My own contribution to these layers, besides simply having recorded them, was to apply some bespoke delays that I had programmed in Logic’s Delay Designer.  This tool could be calibrated quite finely to create delays that oscillated, faded and then grew in volume, panned left then right, and rolled off certain frequencies of the signal before returning to its original form.  I used automation in Logic to have these variables change and modulate throughout the duration of the track.

Some old piano scraps that were recorded in the Brighton Road Presbyterian Church were flown in over the top of this, but I was at pains to not let a conventional instrument be the focus of the piece, but rather just another texture that was part of this mix.

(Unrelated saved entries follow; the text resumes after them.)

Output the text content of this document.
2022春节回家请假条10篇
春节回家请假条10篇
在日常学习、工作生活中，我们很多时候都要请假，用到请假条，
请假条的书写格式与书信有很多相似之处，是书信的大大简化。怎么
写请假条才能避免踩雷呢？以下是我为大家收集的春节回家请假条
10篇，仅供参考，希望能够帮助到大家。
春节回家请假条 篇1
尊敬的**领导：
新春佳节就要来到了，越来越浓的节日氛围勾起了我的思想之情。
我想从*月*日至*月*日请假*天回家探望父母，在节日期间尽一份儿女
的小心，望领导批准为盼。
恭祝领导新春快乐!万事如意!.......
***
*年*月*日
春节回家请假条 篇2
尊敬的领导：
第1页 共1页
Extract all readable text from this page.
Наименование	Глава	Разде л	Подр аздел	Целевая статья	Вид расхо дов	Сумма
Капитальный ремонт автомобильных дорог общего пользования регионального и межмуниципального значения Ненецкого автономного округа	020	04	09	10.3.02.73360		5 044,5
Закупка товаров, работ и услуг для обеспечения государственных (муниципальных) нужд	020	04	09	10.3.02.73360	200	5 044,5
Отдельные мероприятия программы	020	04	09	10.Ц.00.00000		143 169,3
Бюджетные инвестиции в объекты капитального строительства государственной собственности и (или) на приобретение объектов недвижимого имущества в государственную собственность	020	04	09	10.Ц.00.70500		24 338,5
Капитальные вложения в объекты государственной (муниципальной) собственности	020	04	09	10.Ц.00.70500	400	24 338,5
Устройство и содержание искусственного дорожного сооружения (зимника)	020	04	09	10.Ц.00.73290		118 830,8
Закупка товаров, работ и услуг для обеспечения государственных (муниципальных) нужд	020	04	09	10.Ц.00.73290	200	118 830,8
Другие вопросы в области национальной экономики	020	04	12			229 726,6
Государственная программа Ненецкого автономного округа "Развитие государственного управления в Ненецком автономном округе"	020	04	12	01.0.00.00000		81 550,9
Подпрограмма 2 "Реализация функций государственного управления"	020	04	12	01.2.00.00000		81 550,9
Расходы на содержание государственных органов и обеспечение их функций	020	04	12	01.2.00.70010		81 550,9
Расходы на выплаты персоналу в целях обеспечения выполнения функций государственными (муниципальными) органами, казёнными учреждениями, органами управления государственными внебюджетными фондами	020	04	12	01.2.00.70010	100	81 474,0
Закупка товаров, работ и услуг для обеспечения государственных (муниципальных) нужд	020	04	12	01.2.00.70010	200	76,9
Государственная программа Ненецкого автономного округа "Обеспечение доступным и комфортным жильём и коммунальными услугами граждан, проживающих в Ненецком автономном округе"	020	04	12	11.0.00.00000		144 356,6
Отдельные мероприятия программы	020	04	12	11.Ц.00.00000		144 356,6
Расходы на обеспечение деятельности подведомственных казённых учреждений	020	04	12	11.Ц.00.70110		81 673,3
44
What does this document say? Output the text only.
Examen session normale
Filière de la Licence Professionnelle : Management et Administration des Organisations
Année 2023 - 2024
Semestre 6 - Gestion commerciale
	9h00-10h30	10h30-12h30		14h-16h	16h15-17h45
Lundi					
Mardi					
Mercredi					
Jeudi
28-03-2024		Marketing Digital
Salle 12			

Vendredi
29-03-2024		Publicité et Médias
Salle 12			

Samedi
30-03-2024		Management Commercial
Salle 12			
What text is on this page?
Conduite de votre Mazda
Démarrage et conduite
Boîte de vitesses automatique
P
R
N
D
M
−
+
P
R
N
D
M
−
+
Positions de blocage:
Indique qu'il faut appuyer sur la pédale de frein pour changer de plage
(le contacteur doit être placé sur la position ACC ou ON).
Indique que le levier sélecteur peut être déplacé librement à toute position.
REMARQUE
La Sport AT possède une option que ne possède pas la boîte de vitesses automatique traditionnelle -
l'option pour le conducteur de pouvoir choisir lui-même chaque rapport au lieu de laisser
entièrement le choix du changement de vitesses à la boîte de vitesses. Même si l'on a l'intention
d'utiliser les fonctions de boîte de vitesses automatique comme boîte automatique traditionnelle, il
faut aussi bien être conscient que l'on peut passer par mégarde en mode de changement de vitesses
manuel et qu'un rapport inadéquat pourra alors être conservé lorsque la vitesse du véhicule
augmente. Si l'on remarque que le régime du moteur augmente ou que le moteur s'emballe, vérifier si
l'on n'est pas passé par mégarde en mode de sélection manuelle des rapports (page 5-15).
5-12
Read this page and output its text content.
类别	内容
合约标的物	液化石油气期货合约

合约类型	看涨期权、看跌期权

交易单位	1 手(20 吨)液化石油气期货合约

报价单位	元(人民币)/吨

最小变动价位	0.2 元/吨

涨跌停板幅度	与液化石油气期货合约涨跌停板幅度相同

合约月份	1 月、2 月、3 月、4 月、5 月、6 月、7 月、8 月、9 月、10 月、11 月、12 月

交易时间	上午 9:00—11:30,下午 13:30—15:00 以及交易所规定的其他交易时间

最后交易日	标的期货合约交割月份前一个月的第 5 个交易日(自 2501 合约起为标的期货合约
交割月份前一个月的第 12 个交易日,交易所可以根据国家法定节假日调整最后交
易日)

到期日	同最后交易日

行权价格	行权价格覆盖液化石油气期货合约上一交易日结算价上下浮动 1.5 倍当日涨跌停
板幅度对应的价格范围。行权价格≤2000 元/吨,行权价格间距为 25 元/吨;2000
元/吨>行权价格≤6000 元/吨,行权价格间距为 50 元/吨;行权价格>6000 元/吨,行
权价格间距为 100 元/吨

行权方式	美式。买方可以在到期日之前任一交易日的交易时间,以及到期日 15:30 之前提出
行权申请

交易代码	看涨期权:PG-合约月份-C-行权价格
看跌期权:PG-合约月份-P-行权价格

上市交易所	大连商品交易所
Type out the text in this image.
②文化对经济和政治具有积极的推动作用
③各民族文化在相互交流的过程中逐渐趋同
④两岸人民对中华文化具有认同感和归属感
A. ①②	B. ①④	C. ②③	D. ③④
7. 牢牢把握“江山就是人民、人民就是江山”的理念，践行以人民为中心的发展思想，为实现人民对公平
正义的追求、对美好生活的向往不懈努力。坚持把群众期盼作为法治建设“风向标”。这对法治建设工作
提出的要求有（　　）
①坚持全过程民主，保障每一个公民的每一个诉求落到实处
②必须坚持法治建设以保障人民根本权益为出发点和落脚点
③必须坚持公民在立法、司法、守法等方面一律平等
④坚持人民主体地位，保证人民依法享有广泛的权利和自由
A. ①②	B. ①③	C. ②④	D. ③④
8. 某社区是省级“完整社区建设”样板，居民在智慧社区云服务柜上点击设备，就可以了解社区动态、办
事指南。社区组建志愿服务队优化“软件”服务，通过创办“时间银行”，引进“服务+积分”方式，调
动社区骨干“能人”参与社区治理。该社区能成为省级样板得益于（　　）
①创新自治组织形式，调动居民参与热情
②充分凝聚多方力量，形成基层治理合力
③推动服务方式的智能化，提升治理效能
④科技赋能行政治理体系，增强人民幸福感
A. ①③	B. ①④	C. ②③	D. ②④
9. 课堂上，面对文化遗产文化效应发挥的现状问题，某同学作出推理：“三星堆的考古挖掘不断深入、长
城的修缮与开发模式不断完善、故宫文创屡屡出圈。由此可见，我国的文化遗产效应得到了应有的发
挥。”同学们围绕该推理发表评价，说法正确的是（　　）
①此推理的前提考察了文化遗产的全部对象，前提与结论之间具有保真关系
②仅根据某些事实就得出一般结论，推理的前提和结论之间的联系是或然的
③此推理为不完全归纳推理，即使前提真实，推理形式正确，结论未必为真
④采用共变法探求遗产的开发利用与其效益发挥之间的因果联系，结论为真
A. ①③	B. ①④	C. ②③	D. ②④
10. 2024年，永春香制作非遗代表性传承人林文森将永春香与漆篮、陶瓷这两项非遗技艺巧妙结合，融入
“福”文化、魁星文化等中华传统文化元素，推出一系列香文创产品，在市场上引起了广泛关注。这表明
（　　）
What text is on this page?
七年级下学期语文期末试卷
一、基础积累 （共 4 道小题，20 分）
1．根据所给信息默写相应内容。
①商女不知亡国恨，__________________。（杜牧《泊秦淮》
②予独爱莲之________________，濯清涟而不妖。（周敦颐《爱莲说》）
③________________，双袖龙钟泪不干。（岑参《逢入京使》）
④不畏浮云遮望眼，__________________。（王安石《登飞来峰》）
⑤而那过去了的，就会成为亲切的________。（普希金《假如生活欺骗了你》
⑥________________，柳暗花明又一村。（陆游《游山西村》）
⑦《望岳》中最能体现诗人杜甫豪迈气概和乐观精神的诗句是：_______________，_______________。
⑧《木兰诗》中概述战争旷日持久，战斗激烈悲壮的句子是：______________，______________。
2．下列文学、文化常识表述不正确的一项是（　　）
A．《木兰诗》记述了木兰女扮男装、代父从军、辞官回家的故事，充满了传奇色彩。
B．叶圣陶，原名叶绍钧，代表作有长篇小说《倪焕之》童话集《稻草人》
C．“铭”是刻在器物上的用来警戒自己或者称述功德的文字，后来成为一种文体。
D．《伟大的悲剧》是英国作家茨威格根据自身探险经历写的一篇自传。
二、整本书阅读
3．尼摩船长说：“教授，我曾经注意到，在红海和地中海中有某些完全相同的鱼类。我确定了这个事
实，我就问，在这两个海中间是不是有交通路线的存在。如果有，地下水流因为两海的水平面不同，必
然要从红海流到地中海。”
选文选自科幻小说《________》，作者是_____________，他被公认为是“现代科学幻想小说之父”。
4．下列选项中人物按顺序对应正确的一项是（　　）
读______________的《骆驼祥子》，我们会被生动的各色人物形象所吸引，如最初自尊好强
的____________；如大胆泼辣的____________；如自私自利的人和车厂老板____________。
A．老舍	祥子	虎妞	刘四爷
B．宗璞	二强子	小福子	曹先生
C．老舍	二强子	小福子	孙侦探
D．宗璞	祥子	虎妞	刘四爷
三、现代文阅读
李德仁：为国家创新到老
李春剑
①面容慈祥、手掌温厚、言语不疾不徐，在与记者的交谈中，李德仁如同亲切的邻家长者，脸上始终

It was exciting to break out of the conventional drums / bass / guitar / vocals mixing monotony that had formed much of my previous eight years of mixing.  Once you have mastered such a technique, doing it repeatedly makes you feel more like a machinist than an artist.  It becomes automatic and dull.  It also requires you to have access to a kit, amps and your mixing desk.  With this technique, I was able to embrace the limitations of my environment and use it to create something different.

Shakey Jakey

A lot of this was done using the ‘latch’ mode on Logic’s automation feature.  It meant that - as the track played - I moved the various controls and the computer remembered the movements.  This is a soft, in-the-box equivalent of twiddling the knobs and dials on your guitar pedal as you record in a rehearsal space.  It’s not as much fun, but it adds a lot of movement and depth to a track - especially if one is listening on headphones.  Since I was now mixing exclusively on headphones, this became my main target:  how to create something that would work in that confined, cranial space.

Creepy Pasta

This was a complete dive into ambience, and it sounds as though some severe bitcrushing and time-stretching were employed here.  The rhythm sounds like I have recycled the bottle beat from ‘Chimes’, though everything is so warped it’s hard to tell for sure.

Sluice Them All Off

This began with me scraping my feet along the gravel of Twickenham train station pedestrian bridge.  I also used a sample of the sound of the rain hitting the metal surfaces below my window, in my first floor room in a five-bed house share in Acton.

London - December 2 [epilogue]

The majority of this track is presented on this album’s sister disc No Days Off Forever.  But the last part fits better here.  It samples a group of boorish rugby fans in a District Line Tube station, and stroking of the piano keys at Colerabbey that was put through another bespoke Delay Designer effect.

Double Formant Shift

I’ve written about the making of this track elsewhere, but put briefly I was asked to create a soundtrack for a short film made by a fashion brand.  The whole thing was a deeply underwhelming experience, but I learnt a lot from it and saw inside the empty heart of London’s supposed “creative” scene in Shoreditch.  I always knew it was there, but had to see it for myself to be sure.  

I was pleased with the music, though.  It evokes the dismal, gloomy quality of that time spent in London, when I would walk through Soho virtually penniless, purely as a spectator to the shops and eateries around me, recording the sounds of old buildings being gutted to make way for shiny new ad agency offices.